Mimosa ophthalmocentra

Scientific classification
- Kingdom: Plantae
- Clade: Tracheophytes
- Clade: Angiosperms
- Clade: Eudicots
- Clade: Rosids
- Order: Fabales
- Family: Fabaceae
- Subfamily: Caesalpinioideae
- Clade: Mimosoid clade
- Genus: Mimosa
- Species: M. ophthalmocentra
- Binomial name: Mimosa ophthalmocentra Mart. ex Benth., 1875

= Mimosa ophthalmocentra =

- Genus: Mimosa
- Species: ophthalmocentra
- Authority: Mart. ex Benth., 1875

Species of legume

Mimosa ophthalmocentra, or jurema-embira ("red jurema"), is a tree in the family Fabaceae. It is native to Brazil. It is shrub or small tree about 3 to 5 m tall. Its blossoms come in long, narrow cylindrical spikes having yellowish white petals and a white stamen. The blossoms are sometimes found to have a pink tinge. The fruit is green, sometimes with red or purple, flat, about 8 cm long and about 1 cm wide.

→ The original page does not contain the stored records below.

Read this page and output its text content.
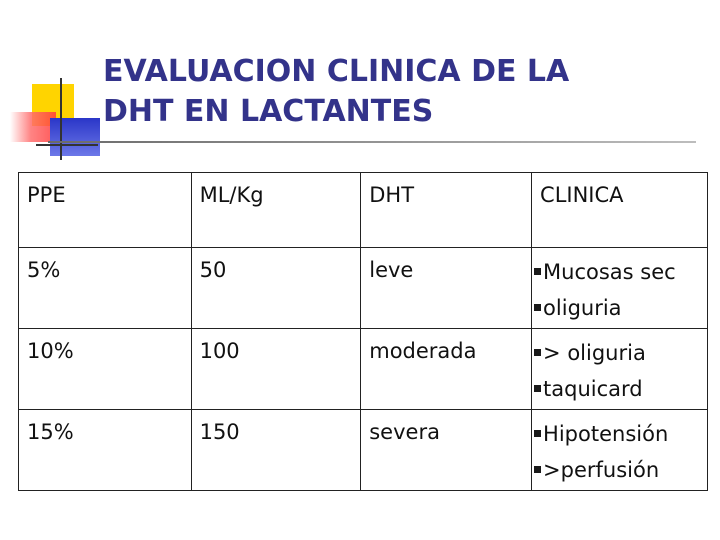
EVALUACION CLINICA DE LA
DHT EN LACTANTES
PPE	ML/Kg	DHT	CLINICA
5%	50	leve	Mucosas sec
oliguria

10%	100	moderada	> oliguria
taquicard

15%	150	severa	Hipotensión
>perfusión
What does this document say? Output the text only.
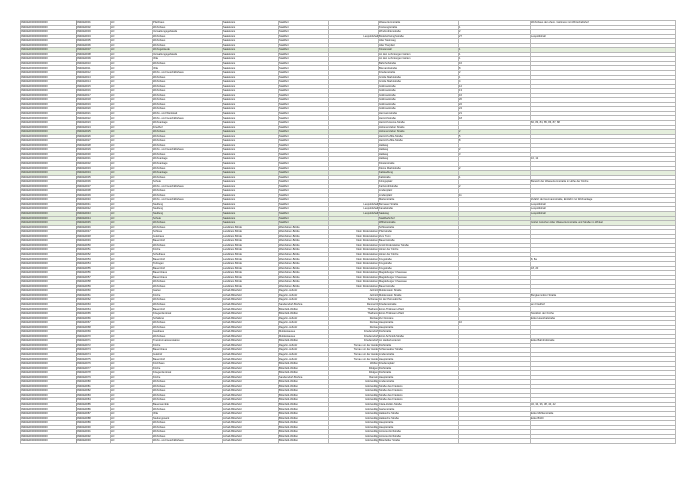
094DE0000000000000	094DE0001	LD	Pfarrhaus	Saalekreis	Stadtfurt		Wasserturmstraße		Wohnhaus der ehem. Gärtnerei mit Wirtschaftshof
094DE0000000000000	094DE0002	LD	Wohnhaus	Saalekreis	Stadtfurt		Kreisvogtstraße	1	
094DE0000000000000	094DE0003	LD	Verwaltungsgebäude	Saalekreis	Stadtfurt		Windmühlenstraße	2	
094DE0000000000000	094DE0004	LD	Wohnhaus	Saalekreis	Stadtfurt	Leopoldshall	Bodelschwinghstraße	27	Leopoldshall
094DE0000000000000	094DE0005	LD	Wohnhaus	Saalekreis	Stadtfurt		Alter Steinweg		
094DE0000000000000	094DE0006	LD	Wohnhaus	Saalekreis	Stadtfurt		Alter Tierpfad		
094DE0000000000000	094DE0007	LD	Wohngebäude	Saalekreis	Stadtfurt		Klosterwall	1	
094DE0000000000000	094DE0008	LD	Verwaltungsgebäude	Saalekreis	Stadtfurt		An den Lohmtorgen Gärten	1	
094DE0000000000000	094DE0009	LD	Villa	Saalekreis	Stadtfurt		An den Lohmtorgen Gärten	1	
094DE0000000000000	094DE0010	LD	Wohnhaus	Saalekreis	Stadtfurt		Bahnhofstraße	16	
094DE0000000000000	094DE0011	LD	Villa	Saalekreis	Stadtfurt		Bismarckstraße	8	
094DE0000000000000	094DE0012	LD	Wohn- und Geschäftshaus	Saalekreis	Stadtfurt		Friedenstraße	2	
094DE0000000000000	094DE0013	LD	Wohnhaus	Saalekreis	Stadtfurt		Große Marktstraße	1	
094DE0000000000000	094DE0014	LD	Wohnhaus	Saalekreis	Stadtfurt		Große Marktstraße	4	
094DE0000000000000	094DE0015	LD	Wohnhaus	Saalekreis	Stadtfurt		Gollnowstraße	12	
094DE0000000000000	094DE0016	LD	Wohnhaus	Saalekreis	Stadtfurt		Gollnowstraße	13	
094DE0000000000000	094DE0017	LD	Wohnhaus	Saalekreis	Stadtfurt		Gollnowstraße	16	
094DE0000000000000	094DE0018	LD	Wohnhaus	Saalekreis	Stadtfurt		Gollnowstraße	20	
094DE0000000000000	094DE0019	LD	Wohnhaus	Saalekreis	Stadtfurt		Gollnowstraße	22	
094DE0000000000000	094DE0020	LD	Wohnhaus	Saalekreis	Stadtfurt		Gollnowstraße	24	
094DE0000000000000	094DE0021	LD	Wohn- und Werkstatt	Saalekreis	Stadtfurt		Hermannstraße	21	
094DE0000000000000	094DE0022	LD	Wohn- und Geschäftshaus	Saalekreis	Stadtfurt		Heinrichstraße	18	
094DE0000000000000	094DE0023	LD	Wohnanlage	Saalekreis	Stadtfurt		Heinrich-Heine-Straße		82, 83, 84, 85, 86, 87, 88
094DE0000000000000	094DE0024	LD	Friedhof	Saalekreis	Stadtfurt		Hohenerxleber Straße		
094DE0000000000000	094DE0025	LD	Wohnhaus	Saalekreis	Stadtfurt		Hohenerxleber Straße	2	
094DE0000000000000	094DE0026	LD	Wohnhaus	Saalekreis	Stadtfurt		Heinrich-Zille-Straße	5	
094DE0000000000000	094DE0027	LD	Wohnhaus	Saalekreis	Stadtfurt		Heinrich-Zille-Straße	8	
094DE0000000000000	094DE0028	LD	Wohnhaus	Saalekreis	Stadtfurt		Hallweg		
094DE0000000000000	094DE0029	LD	Wohn- und Geschäftshaus	Saalekreis	Stadtfurt		Hallweg	2	
094DE0000000000000	094DE0030	LD	Wohnhaus	Saalekreis	Stadtfurt		Hallweg	3	
094DE0000000000000	094DE0031	LD	Wohnanlage	Saalekreis	Stadtfurt		Hallweg		10, 12
094DE0000000000000	094DE0032	LD	Wohnanlage	Saalekreis	Stadtfurt		Klosterstraße		
094DE0000000000000	094DE0033	LD	Wohnhaus	Saalekreis	Stadtfurt		Kleine Marktstraße	2	
094DE0000000000000	094DE0034	LD	Wohnanlage	Saalekreis	Stadtfurt		Kalisiedlung		
094DE0000000000000	094DE0035	LD	Wohnhaus	Saalekreis	Stadtfurt		Kalistraße	1	
094DE0000000000000	094DE0036	LD	Schule	Saalekreis	Stadtfurt		Königsplatz		Bereich der Wasserturmstraße in Höhe der Kirche
094DE0000000000000	094DE0037	LD	Wohn- und Geschäftshaus	Saalekreis	Stadtfurt		Karlsmühlstraße	2	
094DE0000000000000	094DE0038	LD	Wohnhaus	Saalekreis	Stadtfurt		Lindenplatz		
094DE0000000000000	094DE0039	LD	Wohnhaus	Saalekreis	Stadtfurt		Lindenplatz	11	
094DE0000000000000	094DE0040	LD	Wohn- und Geschäftshaus	Saalekreis	Stadtfurt		Marienstraße		Zufahrt der Hermannstraße, Einfahrt zur Wohnanlage
094DE0000000000000	094DE0041	LD	Siedlung	Saalekreis	Stadtfurt	Leopoldshall	Bernauer Straße		Leopoldshall
094DE0000000000000	094DE0042	LD	Siedlung	Saalekreis	Stadtfurt	Leopoldshall	Kanalstraße		Leopoldshall
094DE0000000000000	094DE0043	LD	Siedlung	Saalekreis	Stadtfurt	Leopoldshall	Saalweg		Leopoldshall
094DE0000000000000	094DE0044	LD	Schule	Saalekreis	Stadtfurt		Stadtbahnhof		
094DE0000000000000	094DE0045	LD	Wohnhaus	Saalekreis	Stadtfurt		Wilhelmstraße		Gürtel zwischen Alter Wasserturmstraße und Straße im Winkel
094DE0000000000000	094DE0046	LD	Wohnhaus	Landkreis Börde	Wanzleben-Börde		Schlosstraße		
094DE0000000000000	094DE0047	LD	Schloss	Landkreis Börde	Wanzleben-Börde	Klein Rodensleben	Pfarrstraße		
094DE0000000000000	094DE0048	LD	Gutshaus	Landkreis Börde	Wanzleben-Börde	Klein Rodensleben	Zum Turm		
094DE0000000000000	094DE0049	LD	Bauernhof	Landkreis Börde	Wanzleben-Börde	Klein Rodensleben	Bauernstraße		
094DE0000000000000	094DE0050	LD	Wohnhaus	Landkreis Börde	Wanzleben-Börde	Klein Rodensleben	Groß Rodensleber Straße		
094DE0000000000000	094DE0051	LD	Kirche	Landkreis Börde	Wanzleben-Börde	Klein Rodensleben	Hinter der Kirche		
094DE0000000000000	094DE0052	LD	Schulhaus	Landkreis Börde	Wanzleben-Börde	Klein Rodensleben	Hinter der Kirche		
094DE0000000000000	094DE0053	LD	Bauernhof	Landkreis Börde	Wanzleben-Börde	Klein Rodensleben	Krugstraße		8, 8a
094DE0000000000000	094DE0054	LD	Torbogen	Landkreis Börde	Wanzleben-Börde	Klein Rodensleben	Krugstraße		
094DE0000000000000	094DE0055	LD	Bauernhof	Landkreis Börde	Wanzleben-Börde	Klein Rodensleben	Krugstraße		18, 20
094DE0000000000000	094DE0056	LD	Bauernhaus	Landkreis Börde	Wanzleben-Börde	Klein Rodensleben	Magdeburger Chaussee		
094DE0000000000000	094DE0057	LD	Bauernhaus	Landkreis Börde	Wanzleben-Börde	Klein Rodensleben	Magdeburger Chaussee		
094DE0000000000000	094DE0058	LD	Wohnhaus	Landkreis Börde	Wanzleben-Börde	Klein Rodensleben	Magdeburger Chaussee		
094DE0000000000000	094DE0059	LD	Wohnhaus	Landkreis Börde	Wanzleben-Börde	Klein Rodensleben	Bauernstraße		
094DE0000000000000	094DE0060	LD	Garten	Anhalt-Bitterfeld	Raguhn-Jeßnitz	Jeßnitz	Muldenstein Straße		
094DE0000000000000	094DE0061	LD	Kirche	Anhalt-Bitterfeld	Raguhn-Jeßnitz	Jeßnitz	Muldenstein Straße		Burgkemnitzer Straße
094DE0000000000000	094DE0062	LD	Wohnhaus	Anhalt-Bitterfeld	Raguhn-Jeßnitz	Schierau	An der Petruskirche	1	
094DE0000000000000	094DE0063	LD	Wohnhaus	Anhalt-Bitterfeld	Sandersdorf-Brehna	Renneritz	Friedensstraße		am Friedhof
094DE0000000000000	094DE0064	LD	Bauernhof	Anhalt-Bitterfeld	Bitterfeld-Wolfen	Thalheim	Ernst-Thälmann-Platz	1	
094DE0000000000000	094DE0065	LD	Kriegerdenkmal	Anhalt-Bitterfeld	Bitterfeld-Wolfen	Thalheim	Ernst-Thälmann-Platz		Nordöstl. der Kirche
094DE0000000000000	094DE0066	LD	Schäferei	Anhalt-Bitterfeld	Raguhn-Jeßnitz	Retzau	Zur Domäne		Ecke Heusthalstraße
094DE0000000000000	094DE0067	LD	Wohnhaus	Anhalt-Bitterfeld	Raguhn-Jeßnitz	Retzau	Hauptstraße	10	
094DE0000000000000	094DE0068	LD	Wohnhaus	Anhalt-Bitterfeld	Raguhn-Jeßnitz	Retzau	Hauptstraße		
094DE0000000000000	094DE0069	LD	Gasthaus	Anhalt-Bitterfeld	Muldestausee	Friedersdorf	Dorfstraße		
094DE0000000000000	094DE0070	LD	Wohnhaus	Anhalt-Bitterfeld	Muldestausee	Friedersdorf	Ernst-Schmidt-Straße		
094DE0000000000000	094DE0071	LD	Transformatorenstation	Anhalt-Bitterfeld	Bitterfeld-Wolfen	Friedersdorf	An Heiderkunterstr.		Ecke Bahnhofstraße
094DE0000000000000	094DE0072	LD	Kirche	Anhalt-Bitterfeld	Raguhn-Jeßnitz	Tornau vor der Heide	Dorfstraße		
094DE0000000000000	094DE0073	LD	Bauernhaus	Anhalt-Bitterfeld	Raguhn-Jeßnitz	Tornau vor der Heide	Schierauaber Straße		
094DE0000000000000	094DE0074	LD	Gutshof	Anhalt-Bitterfeld	Raguhn-Jeßnitz	Tornau vor der Heide	Lindenstraße		
094DE0000000000000	094DE0075	LD	Bauernhof	Anhalt-Bitterfeld	Raguhn-Jeßnitz	Tornau vor der Heide	Hauptstraße		
094DE0000000000000	094DE0076	LD	Kirchhaus	Anhalt-Bitterfeld	Bitterfeld-Wolfen	Wolfen	Friedensplatz		
094DE0000000000000	094DE0077	LD	Kirche	Anhalt-Bitterfeld	Bitterfeld-Wolfen	Rödgen	Dorfstraße		
094DE0000000000000	094DE0078	LD	Kriegerdenkmal	Anhalt-Bitterfeld	Bitterfeld-Wolfen	Rödgen	Dorfstraße		
094DE0000000000000	094DE0079	LD	Kirche	Anhalt-Bitterfeld	Sandersdorf-Brehna	Ramsin	Hauptstraße		
094DE0000000000000	094DE0080	LD	Wohnhaus	Anhalt-Bitterfeld	Bitterfeld-Wolfen	Holzweißig	Lindenstraße		
094DE0000000000000	094DE0081	LD	Wohnhaus	Anhalt-Bitterfeld	Bitterfeld-Wolfen	Holzweißig	Straße des Friedens		
094DE0000000000000	094DE0082	LD	Wohnhaus	Anhalt-Bitterfeld	Bitterfeld-Wolfen	Holzweißig	Straße des Friedens		
094DE0000000000000	094DE0083	LD	Wohnhaus	Anhalt-Bitterfeld	Bitterfeld-Wolfen	Holzweißig	Straße des Friedens		
094DE0000000000000	094DE0084	LD	Wohnhaus	Anhalt-Bitterfeld	Bitterfeld-Wolfen	Holzweißig	Straße des Friedens		
094DE0000000000000	094DE0085	LD	Bauensemble	Anhalt-Bitterfeld	Bitterfeld-Wolfen	Holzweißig	Clara-Zetkin-Straße		32, 34, 36, 38, 40, 42
094DE0000000000000	094DE0086	LD	Wohnhaus	Anhalt-Bitterfeld	Bitterfeld-Wolfen	Holzweißig	Gartenstraße		
094DE0000000000000	094DE0087	LD	Villa	Anhalt-Bitterfeld	Bitterfeld-Wolfen	Holzweißig	Hallesche Straße		Ecke Mühlenstraße
094DE0000000000000	094DE0088	LD	Siedungswerk	Anhalt-Bitterfeld	Bitterfeld-Wolfen	Holzweißig	Hallesche Straße		Ecke B100
094DE0000000000000	094DE0089	LD	Wohnhaus	Anhalt-Bitterfeld	Bitterfeld-Wolfen	Holzweißig	Hauptstraße		
094DE0000000000000	094DE0090	LD	Wohnhaus	Anhalt-Bitterfeld	Bitterfeld-Wolfen	Holzweißig	Hauptstraße		
094DE0000000000000	094DE0091	LD	Wohnhaus	Anhalt-Bitterfeld	Bitterfeld-Wolfen	Holzweißig	Antonie-Dorfstraße		
094DE0000000000000	094DE0092	LD	Wohnhaus	Anhalt-Bitterfeld	Bitterfeld-Wolfen	Holzweißig	Antonie-Dorfstraße		
094DE0000000000000	094DE0093	LD	Wohn- und Geschäftshaus	Anhalt-Bitterfeld	Bitterfeld-Wolfen	Holzweißig	Bitterfelder Straße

The trunk grows to about 20 cm in diameter.

Its wood has a density of about 1.12 g/cm^{3} and it makes good firewood.

==Traditional use==
Traditionally in northeast Brazil, for cases of cough and bronchitis, a water extract (decoction) of Mimosa ophthalmocentra is made into a drink. A handful of bark in one liter of water is used by itself or in a syrup. The solution is taken until the symptoms subside.